The median calculated GFR (Schwartz) was 123, 161 and 155ml/min/1.73m(2) in children aged 1, 6 and 15years, respectively. The cumulative dose of aminoglycosides was not correlated to GFR. Microalbuminuria was present in 22/38 patients. Hyperoxaluria was observed in 58/83 patients and was associated with a severe genotype, pancreas insufficiency and liver disease. Hypercalciuria, hyperuricuria and hypocitraturia were identified in 16/87, 15/83 and 57/76 patients, respectively.
Renal impairment in CF has various presentations. There appears to be low levels of renal impairment in children with CF. However, the risk of oxalocalcic urolithiasis is enhanced, and GFR may be underestimated by the Schwartz formula. Further studies using measured GFR techniques are thus warranted.

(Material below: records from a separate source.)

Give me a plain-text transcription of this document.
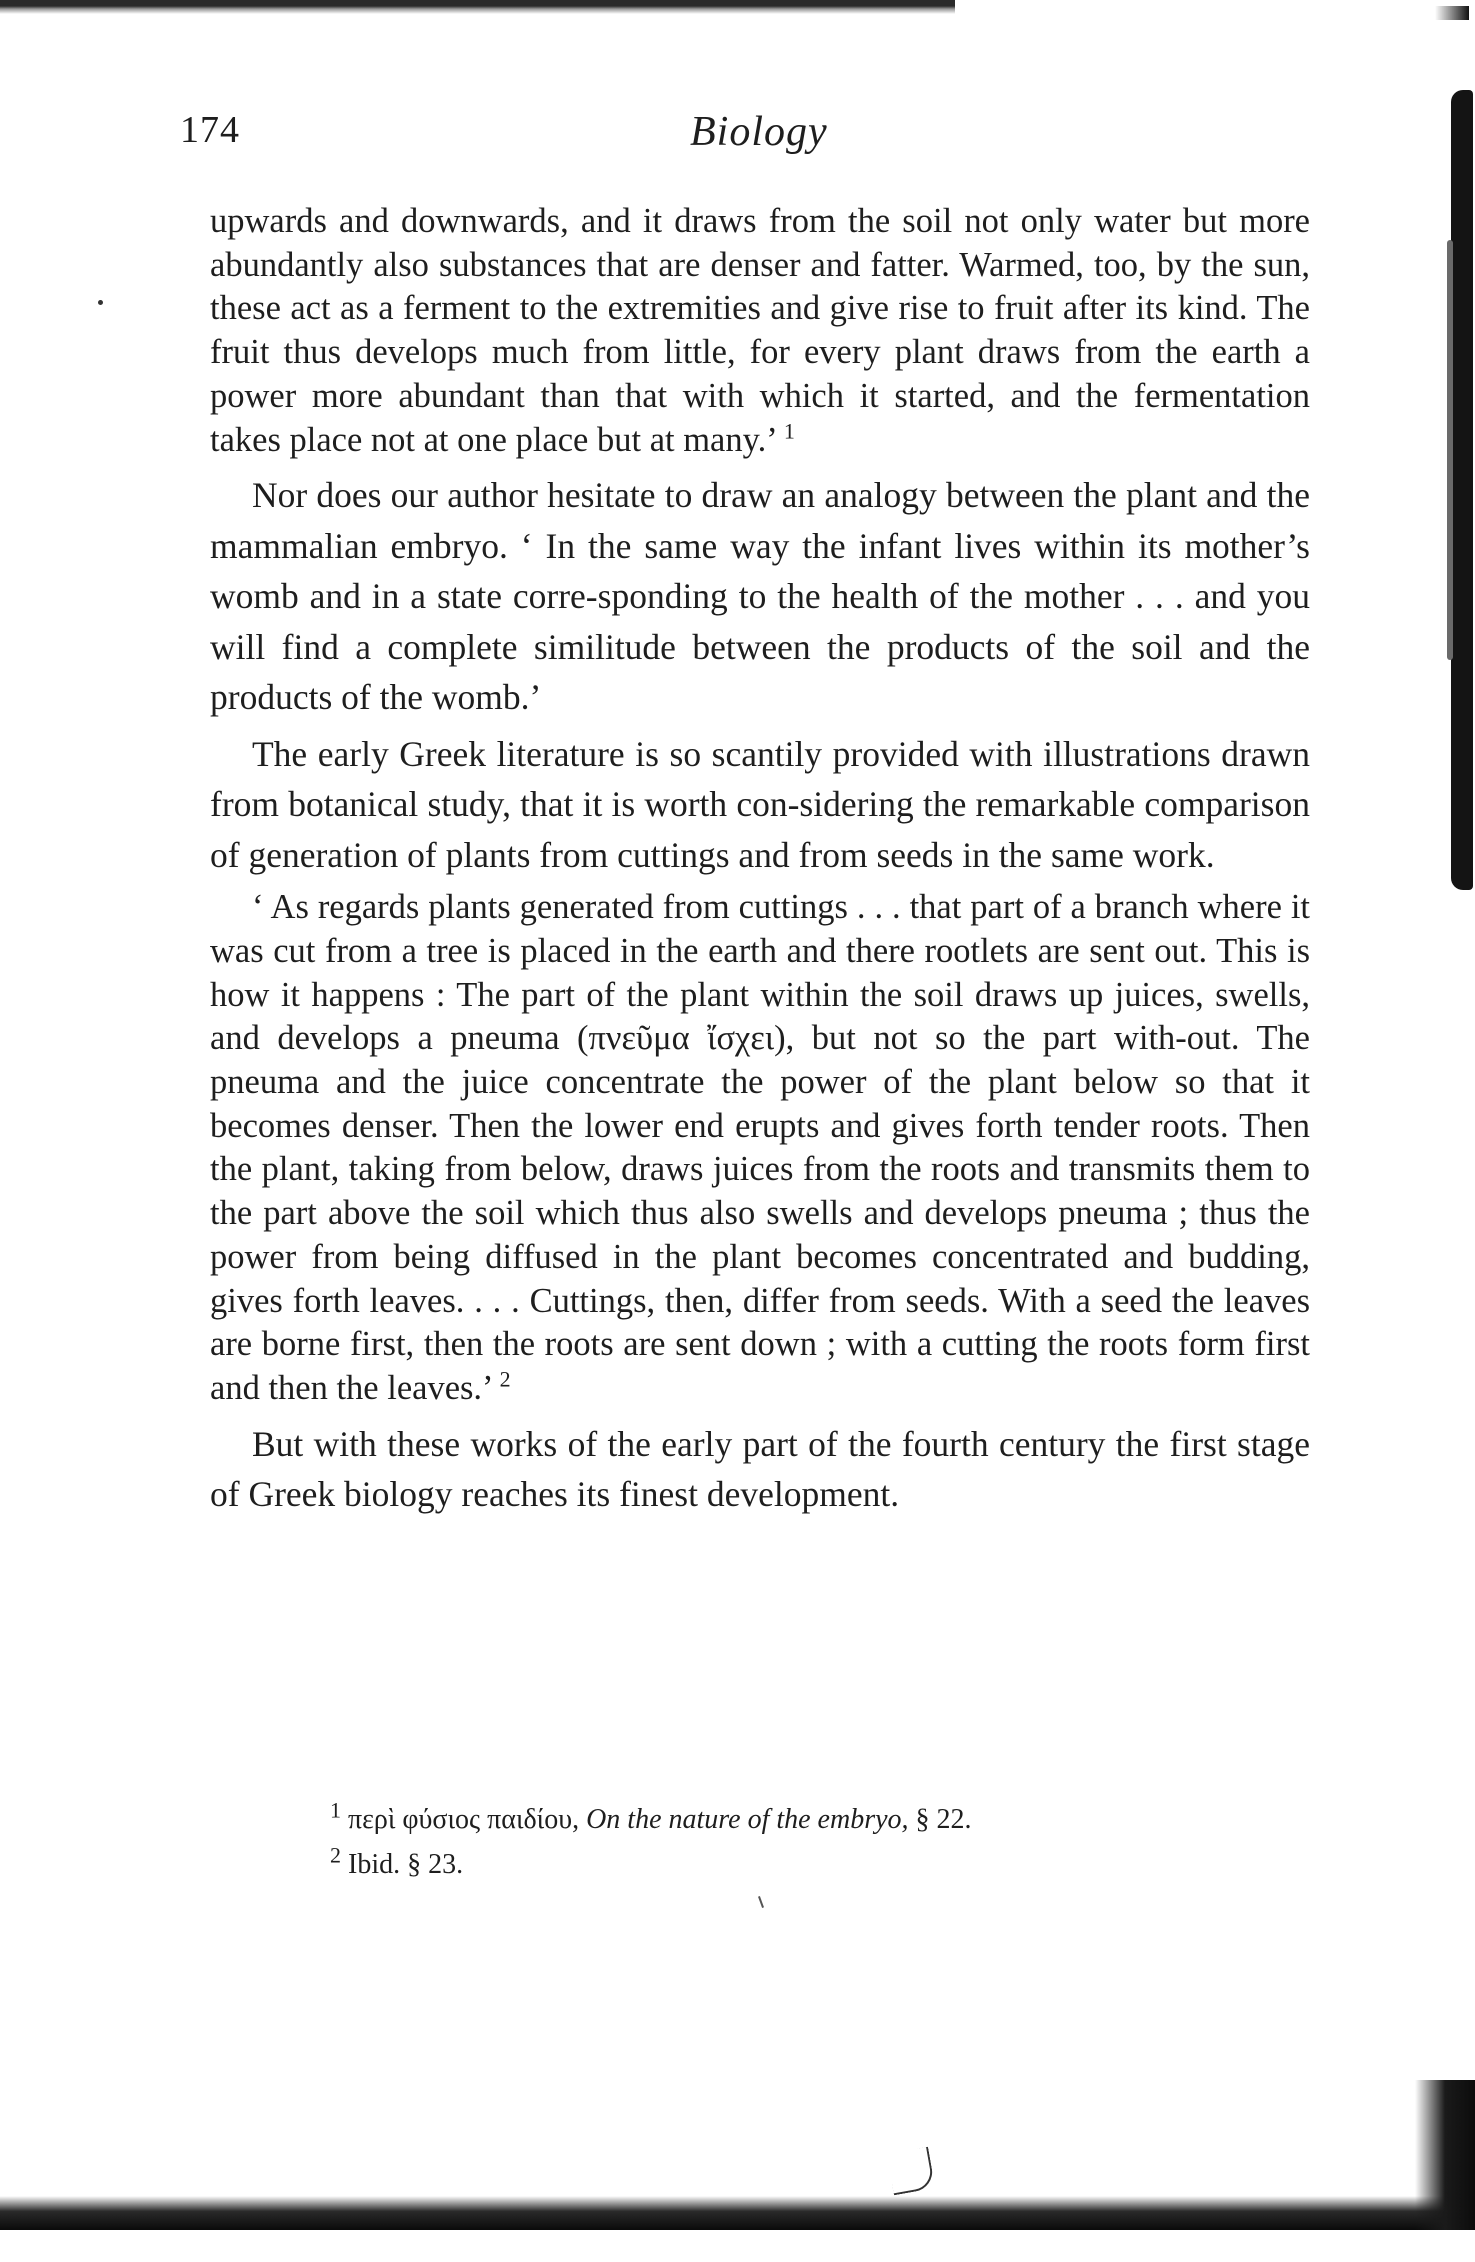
174	Biology

upwards and downwards, and it draws from the soil not only water but more abundantly also substances that are denser and fatter. Warmed, too, by the sun, these act as a ferment to the extremities and give rise to fruit after its kind. The fruit thus develops much from little, for every plant draws from the earth a power more abundant than that with which it started, and the fermentation takes place not at one place but at many.’ $^1$

Nor does our author hesitate to draw an analogy between the plant and the mammalian embryo. ‘ In the same way the infant lives within its mother’s womb and in a state corre-sponding to the health of the mother . . . and you will find a complete similitude between the products of the soil and the products of the womb.’

The early Greek literature is so scantily provided with illustrations drawn from botanical study, that it is worth con-sidering the remarkable comparison of generation of plants from cuttings and from seeds in the same work.

‘ As regards plants generated from cuttings . . . that part of a branch where it was cut from a tree is placed in the earth and there rootlets are sent out. This is how it happens : The part of the plant within the soil draws up juices, swells, and develops a pneuma (πνεῦμα ἴσχει), but not so the part with-out. The pneuma and the juice concentrate the power of the plant below so that it becomes denser. Then the lower end erupts and gives forth tender roots. Then the plant, taking from below, draws juices from the roots and transmits them to the part above the soil which thus also swells and develops pneuma ; thus the power from being diffused in the plant becomes concentrated and budding, gives forth leaves. . . . Cuttings, then, differ from seeds. With a seed the leaves are borne first, then the roots are sent down ; with a cutting the roots form first and then the leaves.’ $^2$

But with these works of the early part of the fourth century the first stage of Greek biology reaches its finest development.

$^1$ περὶ φύσιος παιδίου, On the nature of the embryo, § 22.

$^2$ Ibid. § 23.
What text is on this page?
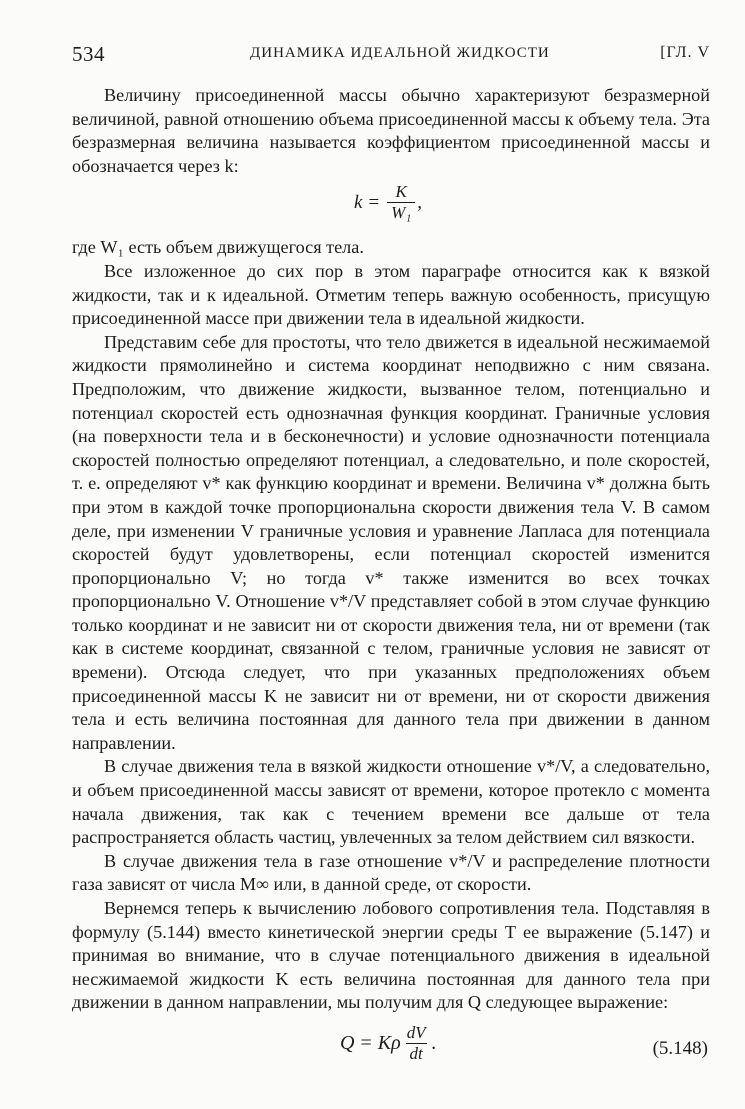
534	ДИНАМИКА ИДЕАЛЬНОЙ ЖИДКОСТИ	[ГЛ. V

Величину присоединенной массы обычно характеризуют безразмерной величиной, равной отношению объема присоединенной массы к объему тела. Эта безразмерная величина называется коэффициентом присоединенной массы и обозначается через k:

$k = \frac{K}{\text{W₁}}$ ,

где W₁ есть объем движущегося тела.

Все изложенное до сих пор в этом параграфе относится как к вязкой жидкости, так и к идеальной. Отметим теперь важную особенность, присущую присоединенной массе при движении тела в идеальной жидкости.

Представим себе для простоты, что тело движется в идеальной несжимаемой жидкости прямолинейно и система координат неподвижно с ним связана. Предположим, что движение жидкости, вызванное телом, потенциально и потенциал скоростей есть однозначная функция координат. Граничные условия (на поверхности тела и в бесконечности) и условие однозначности потенциала скоростей полностью определяют потенциал, а следовательно, и поле скоростей, т. е. определяют v* как функцию координат и времени. Величина v* должна быть при этом в каждой точке пропорциональна скорости движения тела V. В самом деле, при изменении V граничные условия и уравнение Лапласа для потенциала скоростей будут удовлетворены, если потенциал скоростей изменится пропорционально V; но тогда v* также изменится во всех точках пропорционально V. Отношение v*/V представляет собой в этом случае функцию только координат и не зависит ни от скорости движения тела, ни от времени (так как в системе координат, связанной с телом, граничные условия не зависят от времени). Отсюда следует, что при указанных предположениях объем присоединенной массы K не зависит ни от времени, ни от скорости движения тела и есть величина постоянная для данного тела при движении в данном направлении.

В случае движения тела в вязкой жидкости отношение v*/V, а следовательно, и объем присоединенной массы зависят от времени, которое протекло с момента начала движения, так как с течением времени все дальше от тела распространяется область частиц, увлеченных за телом действием сил вязкости.

В случае движения тела в газе отношение v*/V и распределение плотности газа зависят от числа M∞ или, в данной среде, от скорости.

Вернемся теперь к вычислению лобового сопротивления тела. Подставляя в формулу (5.144) вместо кинетической энергии среды T ее выражение (5.147) и принимая во внимание, что в случае потенциального движения в идеальной несжимаемой жидкости K есть величина постоянная для данного тела при движении в данном направлении, мы получим для Q следующее выражение:

Q = Kρ $\frac{dV}{dt}$ .	(5.148)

由于囊性纤维化 (CF) 患者的预期寿命延长,肾功能损害等合并症可能更为常见。
确定 CF 患儿中肾脏病的患病率,并确定相关的危险因素。
对 112 名儿童进行了单中心回顾性研究,分析了其遗传、临床和治疗特征。评估了估计肾小球滤过率 (GFR)、微量白蛋白尿和结石形成危险因素。
年龄为 1、6 和 15 岁的儿童的中位计算 GFR(Schwartz)分别为 123、161 和 155ml/min/1.73m(2)。氨基糖苷类药物的累积剂量与 GFR 无关。38 名患者中有 22 名存在微量白蛋白尿。58/83 名患者存在高草酸尿症,与严重基因型、胰腺功能不全和肝病有关。16/87、15/83 和 57/76 名患者分别存在高钙尿症、高尿酸尿症和低柠檬酸尿症。
CF 患者的肾功能损害表现多样。CF 患儿的肾功能损害似乎处于低水平。然而,草酸钙结石形成的风险增加,并且 Schwartz 公式可能低估了 GFR。因此,有必要使用测量 GFR 的技术进行进一步研究。